Project teams are working closely with both client teams and suppliers to mitigate the impact on project execution. The degree to which these challenges can be mitigated varies from project to project. As at the date of the consolidated financial statement, the ultimate delivery of major projects is not considered at risk, based on currently known circumstances.
Regarding the operation of the fleet, despite the continued challenges brought by the pandemic, the underlying fleet uptime excluding FPSO Cidade de Anchieta remained in line with expectations. In order to achieve such results, the Company continued to implement specific measures aimed at preventing the occurrence of COVID-19 cases and minimizing the impact on operations if and when cases were identified.

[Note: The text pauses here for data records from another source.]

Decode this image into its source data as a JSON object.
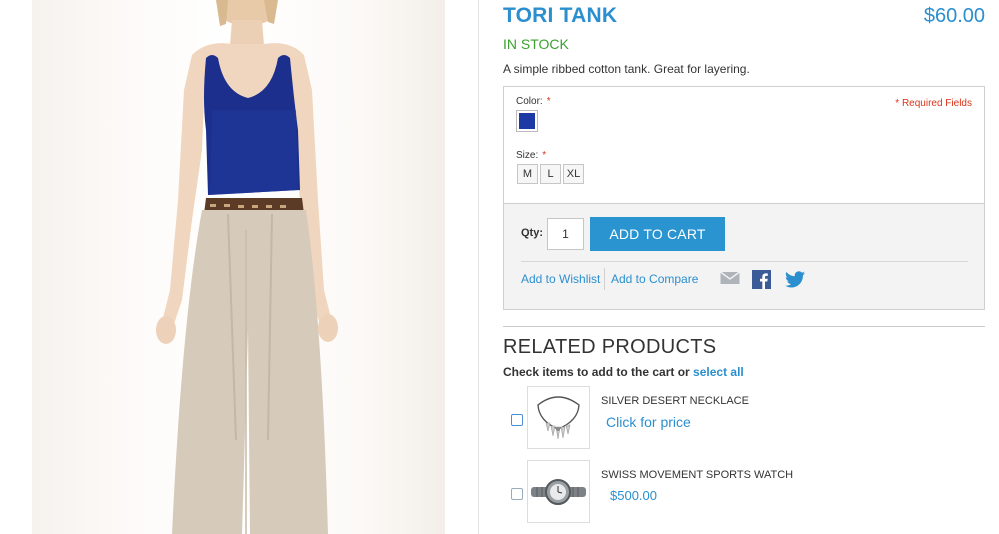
{
  "product": {
    "title": "TORI TANK",
    "price": "$60.00",
    "stock": "IN STOCK",
    "description": "A simple ribbed cotton tank. Great for layering.",
    "image_icon": "model-photo"
  },
  "options": {
    "color_label": "Color:",
    "size_label": "Size:",
    "required_star": "*",
    "required_fields": "* Required Fields",
    "color_swatch": "#1d39a4",
    "sizes": [
      "M",
      "L",
      "XL"
    ]
  },
  "cart": {
    "qty_label": "Qty:",
    "qty_value": "1",
    "add_button": "ADD TO CART",
    "wishlist_link": "Add to Wishlist",
    "compare_link": "Add to Compare",
    "share_icons": [
      "email-icon",
      "facebook-icon",
      "twitter-icon"
    ]
  },
  "related": {
    "title": "RELATED PRODUCTS",
    "note": "Check items to add to the cart or",
    "select_all": "select all",
    "items": [
      {
        "name": "SILVER DESERT NECKLACE",
        "price": "Click for price",
        "icon": "necklace-thumbnail"
      },
      {
        "name": "SWISS MOVEMENT SPORTS WATCH",
        "price": "$500.00",
        "icon": "watch-thumbnail"
      }
    ]
  },
  "colors": {
    "accent": "#2b8fcf",
    "button": "#2a94d1",
    "stock": "#3ca12f",
    "required": "#d9331a"
  }
}
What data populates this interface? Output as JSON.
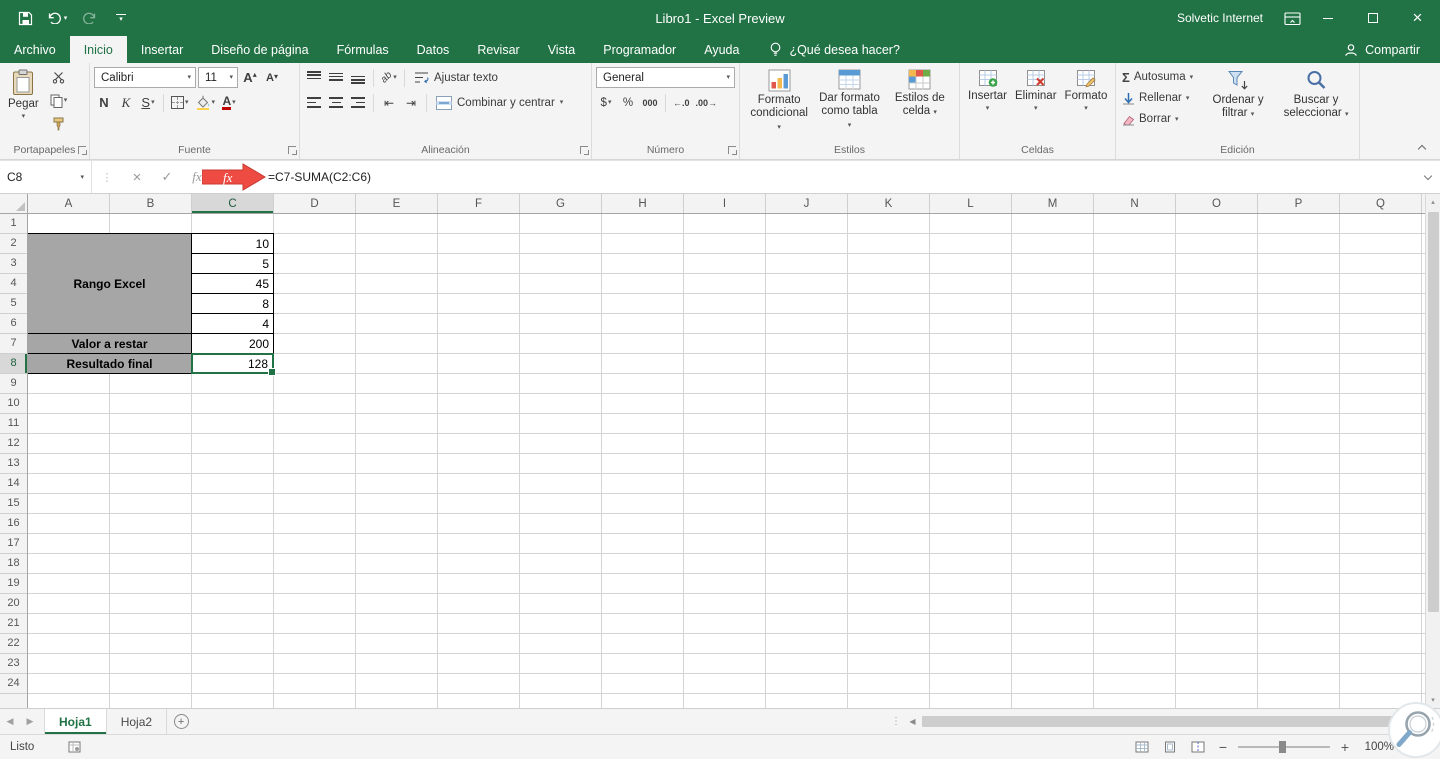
{
  "window": {
    "title": "Libro1 - Excel Preview",
    "account": "Solvetic Internet"
  },
  "tabs": {
    "items": [
      {
        "label": "Archivo",
        "file": true
      },
      {
        "label": "Inicio",
        "active": true
      },
      {
        "label": "Insertar"
      },
      {
        "label": "Diseño de página"
      },
      {
        "label": "Fórmulas"
      },
      {
        "label": "Datos"
      },
      {
        "label": "Revisar"
      },
      {
        "label": "Vista"
      },
      {
        "label": "Programador"
      },
      {
        "label": "Ayuda"
      }
    ],
    "tell_me": "¿Qué desea hacer?",
    "share": "Compartir"
  },
  "ribbon": {
    "clipboard": {
      "label": "Portapapeles",
      "paste": "Pegar"
    },
    "font": {
      "label": "Fuente",
      "family": "Calibri",
      "size": "11",
      "bold": "N",
      "italic": "K",
      "underline": "S"
    },
    "alignment": {
      "label": "Alineación",
      "wrap": "Ajustar texto",
      "merge": "Combinar y centrar"
    },
    "number": {
      "label": "Número",
      "format": "General",
      "currency": "$",
      "percent": "%",
      "thousands": "000"
    },
    "styles": {
      "label": "Estilos",
      "conditional": "Formato condicional",
      "as_table": "Dar formato como tabla",
      "cell_styles": "Estilos de celda"
    },
    "cells": {
      "label": "Celdas",
      "insert": "Insertar",
      "delete": "Eliminar",
      "format": "Formato"
    },
    "editing": {
      "label": "Edición",
      "autosum": "Autosuma",
      "fill": "Rellenar",
      "clear": "Borrar",
      "sort": "Ordenar y filtrar",
      "find": "Buscar y seleccionar"
    }
  },
  "formula_bar": {
    "name_box": "C8",
    "formula": "=C7-SUMA(C2:C6)"
  },
  "grid": {
    "columns": [
      "A",
      "B",
      "C",
      "D",
      "E",
      "F",
      "G",
      "H",
      "I",
      "J",
      "K",
      "L",
      "M",
      "N",
      "O",
      "P",
      "Q"
    ],
    "row_count": 24,
    "active_cell": "C8",
    "selected_column": "C",
    "selected_row": 8,
    "labels": [
      {
        "text": "Rango Excel",
        "col_start": 0,
        "col_span": 2,
        "row_start": 2,
        "row_end": 6
      },
      {
        "text": "Valor a restar",
        "col_start": 0,
        "col_span": 2,
        "row_start": 7,
        "row_end": 7
      },
      {
        "text": "Resultado final",
        "col_start": 0,
        "col_span": 2,
        "row_start": 8,
        "row_end": 8
      }
    ],
    "values": {
      "C2": "10",
      "C3": "5",
      "C4": "45",
      "C5": "8",
      "C6": "4",
      "C7": "200",
      "C8": "128"
    }
  },
  "sheets": {
    "items": [
      {
        "label": "Hoja1",
        "active": true
      },
      {
        "label": "Hoja2"
      }
    ]
  },
  "status": {
    "mode": "Listo",
    "zoom": "100%"
  },
  "colors": {
    "accent": "#217346",
    "cell_fill": "#a6a6a6",
    "annotation_arrow": "#ee4c43",
    "selection": "#217346"
  }
}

Implications on 2022 Financial performance
Due to the COVID-19 pandemic and the Russia-Ukraine war, the Company incurred additional costs in order to satisfy its performance obligations on some of its Turnkey projects. This was mainly due to the overall pressure on the global supply chain, delay on project schedules following lockdown periods in China, subsequent acceleration programs negotiated with sub-contractors, international travel restrictions, remote working and a general increase in commodity prices. These costs contributed to the progress of transfer of control of the construction asset to the client over the construction period. When the costs are partially recharged to the Company’s clients, it is considered as part of the total consideration for the project, which is recognized as revenue over time. The related amount recognized as revenue during 2022 is 1% of the Company’s Turnkey revenue in this period.

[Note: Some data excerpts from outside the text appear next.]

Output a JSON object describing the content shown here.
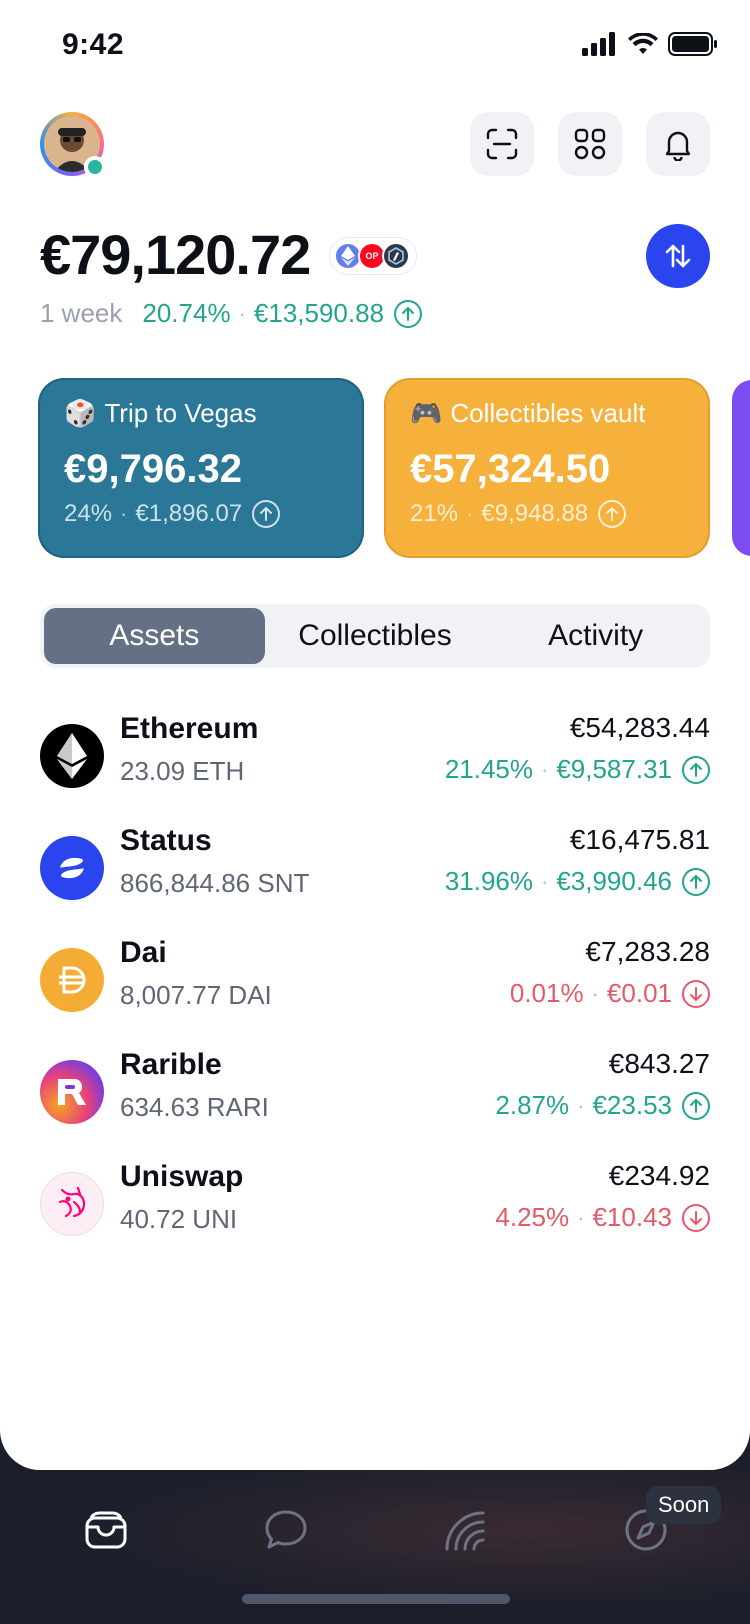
{
  "status_bar": {
    "time": "9:42"
  },
  "wallet": {
    "balance": "€79,120.72",
    "networks": [
      "ethereum-icon",
      "optimism-icon",
      "arbitrum-icon"
    ],
    "optimism_label": "OP",
    "period": "1 week",
    "change_percent": "20.74%",
    "change_amount": "€13,590.88",
    "change_direction": "up"
  },
  "accounts": [
    {
      "emoji": "🎲",
      "name": "Trip to Vegas",
      "amount": "€9,796.32",
      "percent": "24%",
      "change": "€1,896.07",
      "color": "#2a7797"
    },
    {
      "emoji": "🎮",
      "name": "Collectibles vault",
      "amount": "€57,324.50",
      "percent": "21%",
      "change": "€9,948.88",
      "color": "#f6b03c"
    }
  ],
  "tabs": [
    {
      "label": "Assets",
      "active": true
    },
    {
      "label": "Collectibles",
      "active": false
    },
    {
      "label": "Activity",
      "active": false
    }
  ],
  "assets": [
    {
      "name": "Ethereum",
      "qty": "23.09 ETH",
      "value": "€54,283.44",
      "percent": "21.45%",
      "change": "€9,587.31",
      "dir": "up",
      "icon": "ethereum-icon"
    },
    {
      "name": "Status",
      "qty": "866,844.86 SNT",
      "value": "€16,475.81",
      "percent": "31.96%",
      "change": "€3,990.46",
      "dir": "up",
      "icon": "status-icon"
    },
    {
      "name": "Dai",
      "qty": "8,007.77 DAI",
      "value": "€7,283.28",
      "percent": "0.01%",
      "change": "€0.01",
      "dir": "down",
      "icon": "dai-icon"
    },
    {
      "name": "Rarible",
      "qty": "634.63 RARI",
      "value": "€843.27",
      "percent": "2.87%",
      "change": "€23.53",
      "dir": "up",
      "icon": "rarible-icon"
    },
    {
      "name": "Uniswap",
      "qty": "40.72 UNI",
      "value": "€234.92",
      "percent": "4.25%",
      "change": "€10.43",
      "dir": "down",
      "icon": "uniswap-icon"
    }
  ],
  "nav": {
    "soon_badge": "Soon"
  },
  "colors": {
    "up": "#22a58e",
    "down": "#e35b68",
    "accent": "#2a45ee"
  }
}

On the Lease and Operate segment, the incremental costs from the implementation of additional measures linked to the safe management of the impact of the COVID-19 pandemic have been partially recharged to clients within the contractual terms of reimbursable contracts. The Company, to a certain extent, has inflation adjustment clauses which additionally mitigate the costs linked to overall cost inflation.
Financial risk management
The Company is proactively monitoring challenges caused by the COVID-19 pandemic, the Russia-Ukraine war and the macroeconomic environment. As part of this, the Company regularly assesses liquidity, credit and counterparty risks.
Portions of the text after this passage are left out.